Not that such creation is based on a tapestry of lies, but, with each truth or lie, and accompanying hubris, there’s a shade of grey we often don’t pay much attention to.
It may be that this is so because it is upsetting to our being that what ought sensibly to be a universally held truth, our escape from our pain, is laden with “ifs”, “maybes” and “perhaps”.
We are obsessed with the creation of heroes and villains. We live in black or white. Right and wrong.
Take the celebrations of the Springboks’s Rugby World Cup win. EFF spokesperson Mbuyiseng Ndlozi makes comments that are racially charged, that seem to be designed to water down the euphoria brought by the victory.
What do we do? We shout him down. It’s our time to celebrate. Allow us one hour to let it sink in, Ndlozi. We issue unprintable expletives on social media to let it be known that anybody who agrees with him is an ass who must shut the hell up to avoid ridicule.
Yet, if we are honest, the truth lies between Ndlozi and those ordering him to shut up – the proverbial grey space that requires a force of reason, not mere right or wrong, hero or villain.
There is some truth in what Ndlozi said about how the rugby victory is not a panacea for all our ills. He is correct that the momentary upsurge in patriotism must never lull us into believing that the basis of our disunity has simply vanished because Mapimpi’s try was amazing.
Yet, he too must be reminded that the smiles we wear each day are not because we have no challenges.
If his logic was correct, it would mean all those staying in shacks would never have a reason to laugh out loud because they have no houses. It means Ndlozi, were he to visit Hammanskraal, would expect to see people crying in the streets because they have no clean water.
We know better, though. We also know Hammanskraal invented mavuso, among many other things!
It is more an unwillingness rather than inability to contend with our grey issues that stands as a potent risk to our growth. When, for example, the Cyril Ramaphosa administration hosts an investment conference that raises R371-billion, we celebrate him as a hero. We do not hold back. Indeed, he is the first president to achieve this.
As he says in his address to the conference, these investment conferences are no talk shops.
The grey truth, though, is that while R371-billion is a great step in the right direction, we are far from setting the country on the correct economic recovery path. Moody’s has placed us on notice for junk status. Fitch and S&P Global Ratings have already declared us junk. While we must celebrate R371-billion, the celebrations might mean nothing if we fail to attend to our debt-to-GDP ratio that Finance Minister Tito Mboweni told us two weeks ago is not only untenable and unsustainable but will hit 70% in three years.
For many of us, Jacob Zuma is an archetypal anti-hero. The villager from Nkandla may have been out of his depth, may be our biggest mistake as a country, or even the most corrupt bandit to occupy the Union Buildings, but, all things considered, this is hardly the full picture.
His supporters, meanwhile, will tell us about radical economic transformation as if Zuma did not have nine years at the helm. The truth, though, is that he must go and face his corruption trial and most probably go to jail.

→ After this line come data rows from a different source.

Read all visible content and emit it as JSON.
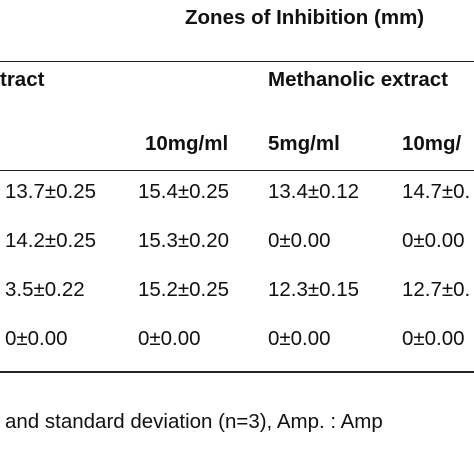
{
  "table": {
    "title": "Zones of Inhibition (mm)",
    "group_headers": [
      "tract",
      "Methanolic extract"
    ],
    "sub_headers": [
      "10mg/ml",
      "5mg/ml",
      "10mg/"
    ],
    "rows": [
      [
        "13.7±0.25",
        "15.4±0.25",
        "13.4±0.12",
        "14.7±0."
      ],
      [
        "14.2±0.25",
        "15.3±0.20",
        "0±0.00",
        "0±0.00"
      ],
      [
        "3.5±0.22",
        "15.2±0.25",
        "12.3±0.15",
        "12.7±0."
      ],
      [
        "0±0.00",
        "0±0.00",
        "0±0.00",
        "0±0.00"
      ]
    ],
    "footnote": "and standard deviation (n=3), Amp. : Amp"
  }
}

In our editorial comment on the Bokke’s victory last week, this paper said: “We take our hats off to former sports minister Fikile Mbalula who courageously instructed the various lily white codes, including rugby, to either play black players or face consequences”. Context is always crucial. It is important for the country to acknowledge Mbalula’s role.
In today’s context, though, Sunday World must be able to reflect on and not conveniently forget Mbalula’s contribution to this victory in spite of the paper’s recent splashes on allegations of Mbalula’s worrying involvement in the murder investigation of his friend Wandile Bozwana. To do this is to traverse that grey line of honesty – and not giving a damn what he thinks. Our commitment, our praise and condemnation of Mbalula or anybody else must not be based on the person – but their conduct.
As a people, we entrap ourselves in self-deception because we are absolutist. We believe Ndlozi is not a patriot because we naively believe he can’t express that which gnaws away at our desire to celebrate the Bokke’s victory.
The ground on which Ramaphosa moves must be worshipped because he received R371-billion worth of pledges despite the obvious fact that his efforts pale into insignificance given the work that needs to be done to mitigate the country against the damage done by his predecessor. If you criticize Ramaphosa, or place some of his playboy ministers on the front page, you immediately become labelled Zuma’s poster boy – however objectionable the very idea is.
As our democracy matures, and as we get used to how loud we are as a people, the idea that being a doctor allows one to speak nonsense and get away with it has gone out the window. That’s a good thing. We must, however, evolve our decibels to the appreciation of behavior and action rather than a robotic commitment to heroes and anti-heroes.